Essays in the book help readers develop critical perspectives on how biased curriculum materials historically dehumanized African American students. One section encourages history teachers to emphasize African American self-empowerment during the Civil War and the civil rights movement. Another on “Loving Blackness” supports the importance
of celebrating black identity.
The editors make clear that Teaching for Black Lives will not eradicate racial injustice in U.S. schools and communities, but the “ferocity of racism” demands that teachers actively resist it.
The book is co-edited by Dyan Watson, EdD, associate professor at Lewis & Clark College in Portland, Ore.; Jesse Hagopian, history teacher at Garfield High School in Seattle, Wash.; and Wayne Au, PhD, professor at the University of Washington at Bothell.
Why Are All the Black Kids Sitting Together in the Cafeteria? And Other Conversations About Race
Award-winning psychologist Beverly Daniel Tatum, PhD, has updated and reissued her classic 1997 bestselling book on the psychology of racism.
The new version includes an additional 100 pages analyzing the U.S. social and political context of the past two decades. Tatum also explores school and neighborhood segregation, the nation’s changing demographics, and the history of affirmative action policies and racial progress in the era of President Donald Trump.

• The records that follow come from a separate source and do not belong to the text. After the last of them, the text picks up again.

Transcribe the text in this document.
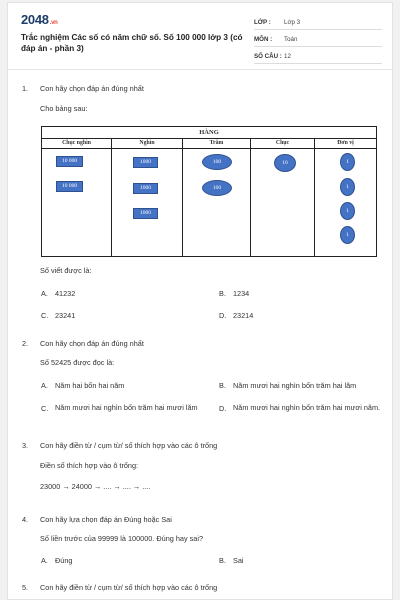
2048.vn
Trắc nghiệm Các số có năm chữ số. Số 100 000 lớp 3 (có đáp án - phần 3)
LỚP :	Lớp 3
MÔN :	Toán
SỐ CÂU : 12
1. Con hãy chọn đáp án đúng nhất
Cho bảng sau:
HÀNG
Chục nghìn
10 000
10 000
Nghìn
1000
1000
1000
Trăm
100
100
Chục
10
Đơn vị
1
1
1
1
Số viết được là:
A. 41232	B. 1234
C. 23241	D. 23214
2. Con hãy chọn đáp án đúng nhất
Số 52425 được đọc là:
A. Năm hai bốn hai năm	B. Năm mươi hai nghìn bốn trăm hai lăm
C. Năm mươi hai nghìn bốn trăm hai mươi lăm	D. Năm mươi hai nghìn bốn trăm hai mươi năm.
3. Con hãy điền từ / cụm từ/ số thích hợp vào các ô trống
Điền số thích hợp vào ô trống:
23000 → 24000 → .... → .... → ....
4. Con hãy lựa chọn đáp án Đúng hoặc Sai
Số liền trước của 99999 là 100000. Đúng hay sai?
A. Đúng	B. Sai
5. Con hãy điền từ / cụm từ/ số thích hợp vào các ô trống
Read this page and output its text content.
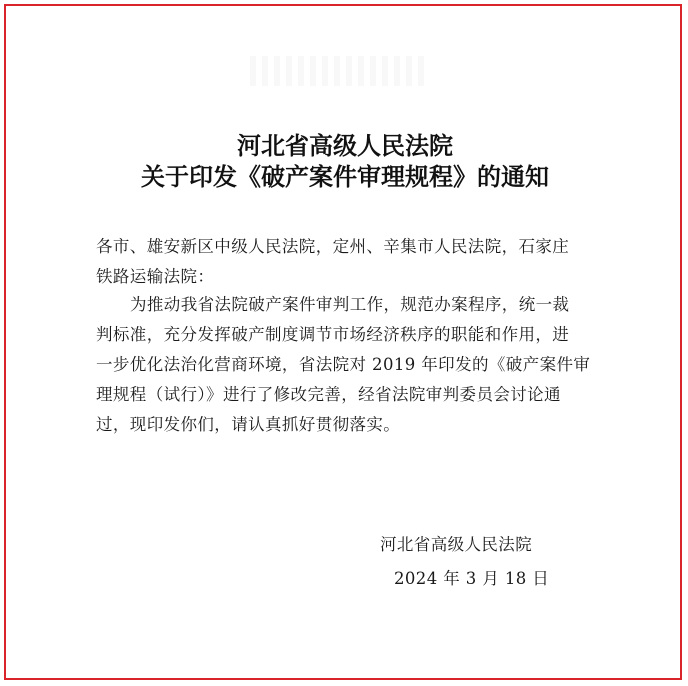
河北省高级人民法院
关于印发《破产案件审理规程》的通知
各市、雄安新区中级人民法院，定州、辛集市人民法院，石家庄
铁路运输法院：
为推动我省法院破产案件审判工作，规范办案程序，统一裁
判标准，充分发挥破产制度调节市场经济秩序的职能和作用，进
一步优化法治化营商环境，省法院对 2019 年印发的《破产案件审
理规程（试行）》进行了修改完善，经省法院审判委员会讨论通
过，现印发你们，请认真抓好贯彻落实。
河北省高级人民法院
2024 年 3 月 18 日
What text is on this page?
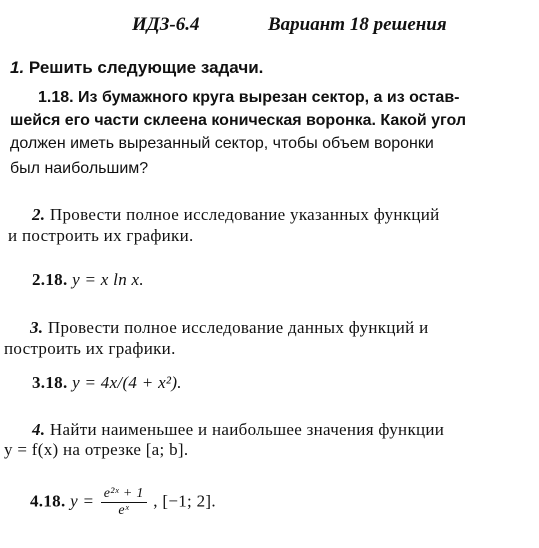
ИДЗ-6.4	Вариант 18 решения
1. Решить следующие задачи.
1.18. Из бумажного круга вырезан сектор, а из остав-
шейся его части склеена коническая воронка. Какой угол
должен иметь вырезанный сектор, чтобы объем воронки
был наибольшим?
2. Провести полное исследование указанных функций
и построить их графики.
2.18. y = x ln x.
3. Провести полное исследование данных функций и
построить их графики.
3.18. y = 4x/(4 + x²).
4. Найти наименьшее и наибольшее значения функции
y = f(x) на отрезке [a; b].
4.18. $y = \frac{\text{e²ˣ + 1}}{\text{eˣ}}$ , [−1; 2].
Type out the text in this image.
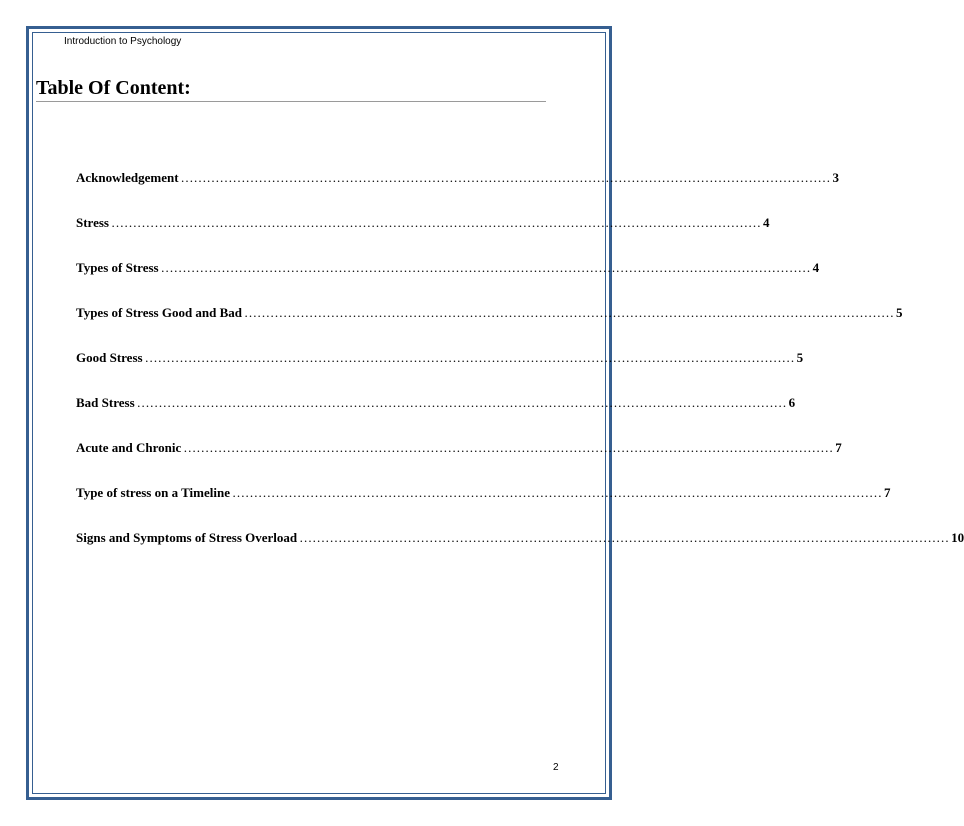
Introduction to Psychology
Table Of Content:
Acknowledgement …………………………………………………………………………………………………………………………………… 3
Stress …………………………………………………………………………………………………………………………………… 4
Types of Stress …………………………………………………………………………………………………………………………………… 4
Types of Stress Good and Bad …………………………………………………………………………………………………………………………………… 5
Good Stress …………………………………………………………………………………………………………………………………… 5
Bad Stress …………………………………………………………………………………………………………………………………… 6
Acute and Chronic …………………………………………………………………………………………………………………………………… 7
Type of stress on a Timeline …………………………………………………………………………………………………………………………………… 7
Signs and Symptoms of Stress Overload …………………………………………………………………………………………………………………………………… 10
2
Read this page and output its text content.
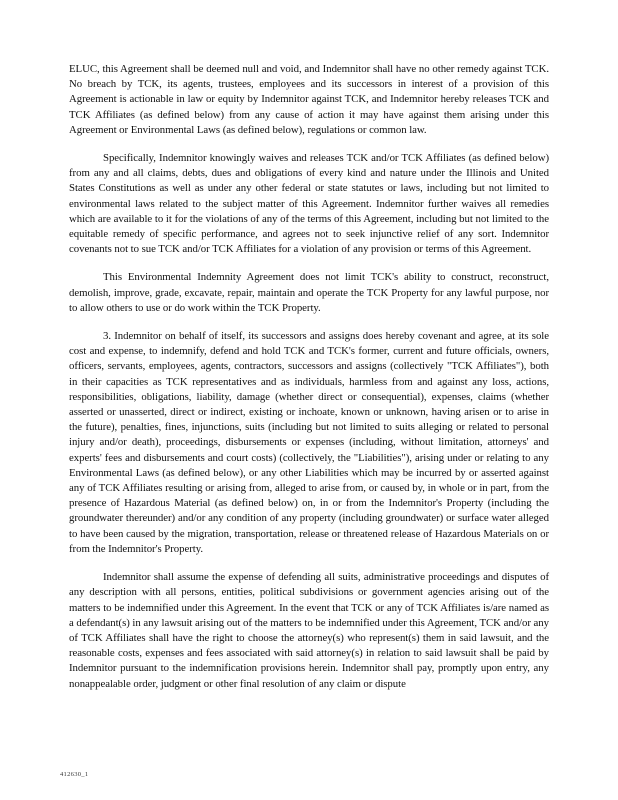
ELUC, this Agreement shall be deemed null and void, and Indemnitor shall have no other remedy against TCK. No breach by TCK, its agents, trustees, employees and its successors in interest of a provision of this Agreement is actionable in law or equity by Indemnitor against TCK, and Indemnitor hereby releases TCK and TCK Affiliates (as defined below) from any cause of action it may have against them arising under this Agreement or Environmental Laws (as defined below), regulations or common law.

Specifically, Indemnitor knowingly waives and releases TCK and/or TCK Affiliates (as defined below) from any and all claims, debts, dues and obligations of every kind and nature under the Illinois and United States Constitutions as well as under any other federal or state statutes or laws, including but not limited to environmental laws related to the subject matter of this Agreement. Indemnitor further waives all remedies which are available to it for the violations of any of the terms of this Agreement, including but not limited to the equitable remedy of specific performance, and agrees not to seek injunctive relief of any sort. Indemnitor covenants not to sue TCK and/or TCK Affiliates for a violation of any provision or terms of this Agreement.

This Environmental Indemnity Agreement does not limit TCK's ability to construct, reconstruct, demolish, improve, grade, excavate, repair, maintain and operate the TCK Property for any lawful purpose, nor to allow others to use or do work within the TCK Property.

3. Indemnitor on behalf of itself, its successors and assigns does hereby covenant and agree, at its sole cost and expense, to indemnify, defend and hold TCK and TCK's former, current and future officials, owners, officers, servants, employees, agents, contractors, successors and assigns (collectively "TCK Affiliates"), both in their capacities as TCK representatives and as individuals, harmless from and against any loss, actions, responsibilities, obligations, liability, damage (whether direct or consequential), expenses, claims (whether asserted or unasserted, direct or indirect, existing or inchoate, known or unknown, having arisen or to arise in the future), penalties, fines, injunctions, suits (including but not limited to suits alleging or related to personal injury and/or death), proceedings, disbursements or expenses (including, without limitation, attorneys' and experts' fees and disbursements and court costs) (collectively, the "Liabilities"), arising under or relating to any Environmental Laws (as defined below), or any other Liabilities which may be incurred by or asserted against any of TCK Affiliates resulting or arising from, alleged to arise from, or caused by, in whole or in part, from the presence of Hazardous Material (as defined below) on, in or from the Indemnitor's Property (including the groundwater thereunder) and/or any condition of any property (including groundwater) or surface water alleged to have been caused by the migration, transportation, release or threatened release of Hazardous Materials on or from the Indemnitor's Property.

Indemnitor shall assume the expense of defending all suits, administrative proceedings and disputes of any description with all persons, entities, political subdivisions or government agencies arising out of the matters to be indemnified under this Agreement. In the event that TCK or any of TCK Affiliates is/are named as a defendant(s) in any lawsuit arising out of the matters to be indemnified under this Agreement, TCK and/or any of TCK Affiliates shall have the right to choose the attorney(s) who represent(s) them in said lawsuit, and the reasonable costs, expenses and fees associated with said attorney(s) in relation to said lawsuit shall be paid by Indemnitor pursuant to the indemnification provisions herein. Indemnitor shall pay, promptly upon entry, any nonappealable order, judgment or other final resolution of any claim or dispute

412630_1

Tatum’s answer to the title question remains unchanged. Students of color self-segregate in U.S. schools, she says, because doing so helps them cope with being part of a targeted racial group. These students find solace in developing an “oppositional identity,” she explains.
In calling for a more open dialogue about race, she encourages white teachers to form support groups to help them process feelings they have about their own unconscious biases and about learning to be culturally sensitive.
The issues Tatum explores in the revised edition of her book are essential reading for educators seeking to broaden their perspectives amid America’s rapidly shifting race dynamics.
Anti-Bias Education in the Early Childhood Classroom Hand in Hand, Step by Step
The latest book by author, educator, and social justice activist Katie Kissinger serves as a guide for teachers on fostering inclusive and equitable early childhood classrooms.
Kissinger outlines three different levels of commitment toward anti-bias education and encourages readers to identify the level at which they feel most comfortable participating.
“Beginners” are passionate about creating inclusive spaces for every child but may not be familiar with “anti-bias” or “anti-oppression.” “Allies” are familiar with such terminology and want to challenge themselves to do more to support social justice in the classroom. “Activists” put principles of social justice at the forefront of both their personal and professional lives, “constantly working to dismantle the dynamics of oppression” in personal relationships and as part of formal institutions.
Kissinger provides concrete anti-bias steps that beginners, allies, and activists alike can take to improve their classrooms. Drawing on more than 30 years of classroom experience, she shows adults how to consider their own personal biases, a requirement in committing to anti-bias education.